Genetic methods, namely heredity and phenotypic analysis of gene networks perturbed by mutation, have an unparalleled record of delivering biological function, of providing the link between genome and phenotype. Now the genomes, most of which are published in Nature, can be seen as communities of interlinked individual genes rather than 'genetic background'. Even the deepest divide in genetic thinking, the rift between population and single-gene genetics, is rapidly being filled by powerful strategies for association studies and their application to the unconquered territory of complex traits.

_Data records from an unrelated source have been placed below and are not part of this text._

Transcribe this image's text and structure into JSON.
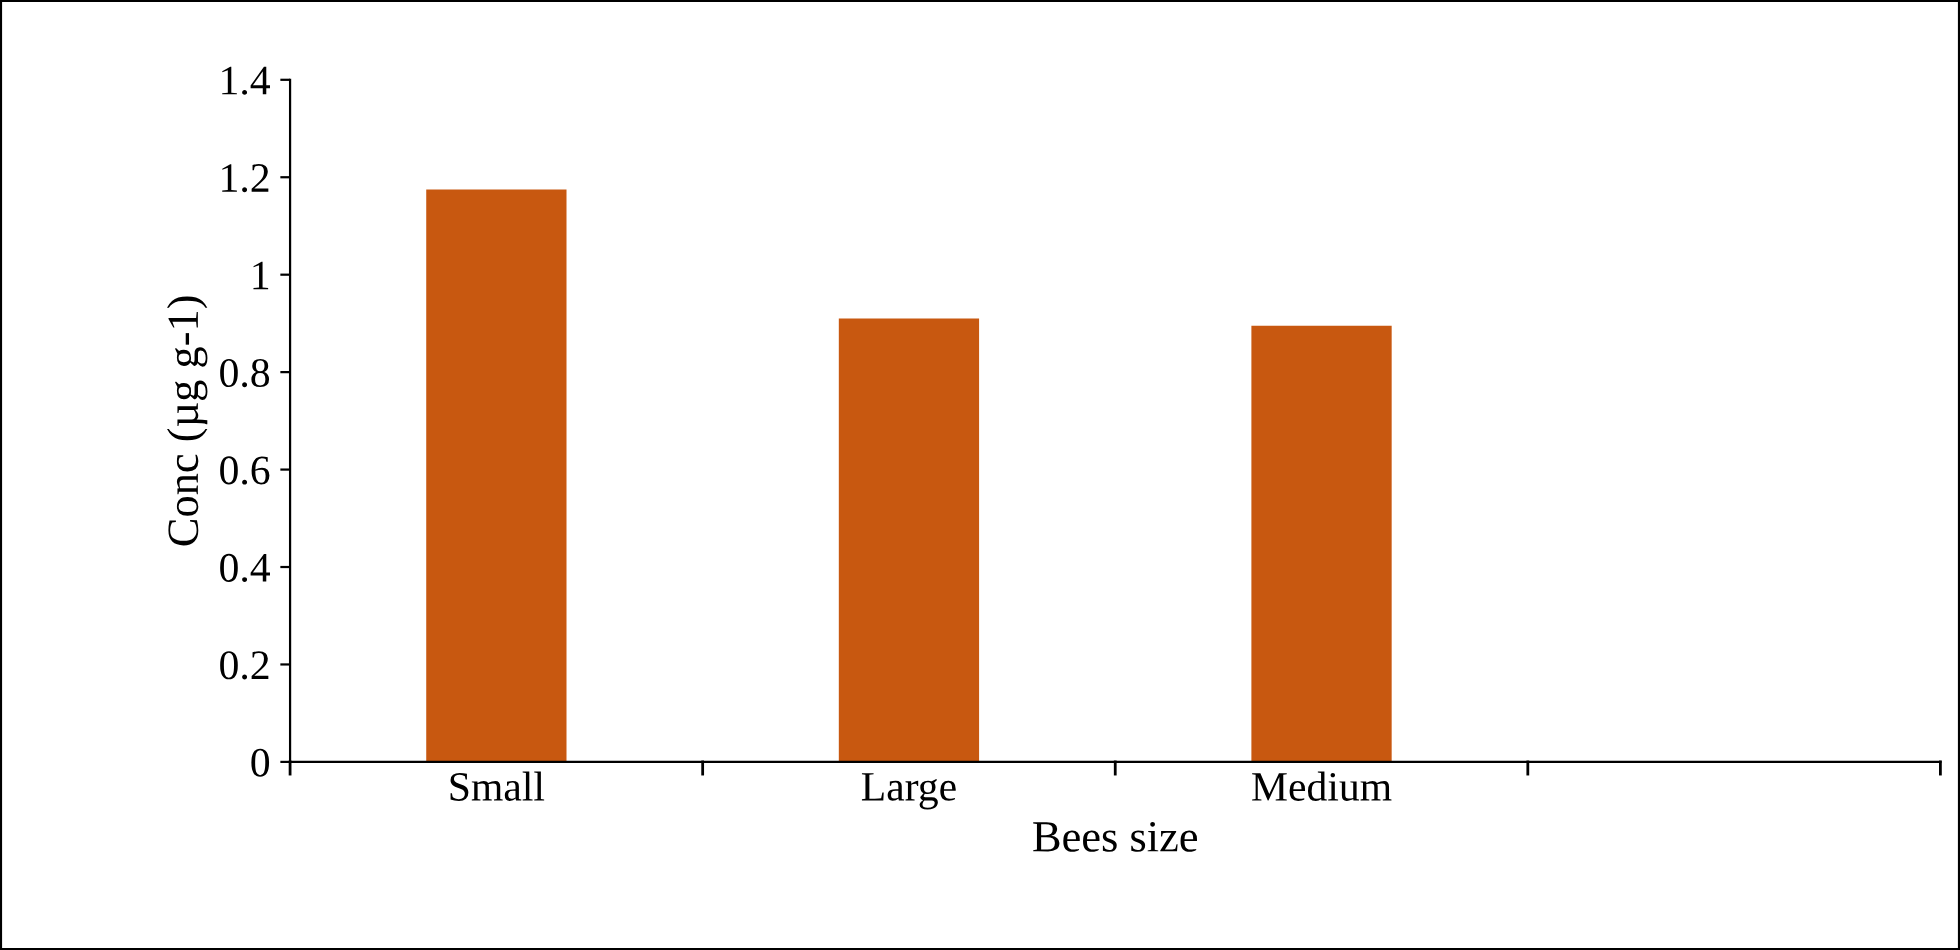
{
  "chart_data": {
    "type": "bar",
    "xlabel": "Bees size",
    "ylabel": "Conc (µg g-1)",
    "categories": [
      "Small",
      "Large",
      "Medium",
      null
    ],
    "values": [
      1.175,
      0.91,
      0.895,
      null
    ],
    "color": "#c85810",
    "ylim": [
      0,
      1.4
    ],
    "yticks": [
      0,
      0.2,
      0.4,
      0.6,
      0.8,
      1,
      1.2,
      1.4
    ],
    "grid": false,
    "legend": false
  }
}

For example, in this issue, two genes associated with autoimmune diseases are described in different ways: as residing in chromosomal region identified by its level of linkage disequilibrium, or as a candidate locus inherited within nuclear families. But because these mutations both interfere with regulation by the RUNX1 transcription factor, these studies deliver a result stronger than association of a locus with a disease. These genes have found their context as participants in a shared molecular mechanism that amounts to a cause of many diseases with an autoimmune component. Cynthia Helms and her collaborators (p. 349) show this genetic mechanism operates in psoriasis and Shinya Tokuhiro and his coauthors (p. 341) in rheumatoid arthritis. Marta Alarcón-Riquelme and her colleagues (Nat. Genet. 32, 666–669; 2002) found the same mechanism in lupus. As she points out in her accompanying News and Views article (p. 299), RUNX1 is also translocated in leukemia and has a family resemblance to the Drosophila patterning gene, runt, that is not misleading: RUNX1 too has a developmental role, in vertebrate hematopoesis. For epigenetics epicures, its parental origin is probably important too, as its mutations are haploinsufficient. I think this multilayered complexity is typical and that geneticists must be prepared to move flexibly between fields to develop a framework where each gene fits into its module of phenotypic influence.

Nature Genetics provides the core resources for the research geneticist, such as our User's Guide to the Human Genome II (http://www.nature.com/ng/journal/v35/n1s/index.html#User'sGuide). Geneticists provide a web of functional information, powered by the human race's 6 billion–member, self-reporting screen for medically relevant alleles. Add to this our natural curiosity about ourselves and how we have evolved, combine it with the desire of clinicians and pharmaceutical researchers to alleviate genetic disease and with the public concerns about the ethical obstacles suddenly erected or whisked away by technological progress, and the genetics endeavor reaches daily into the lives of us all.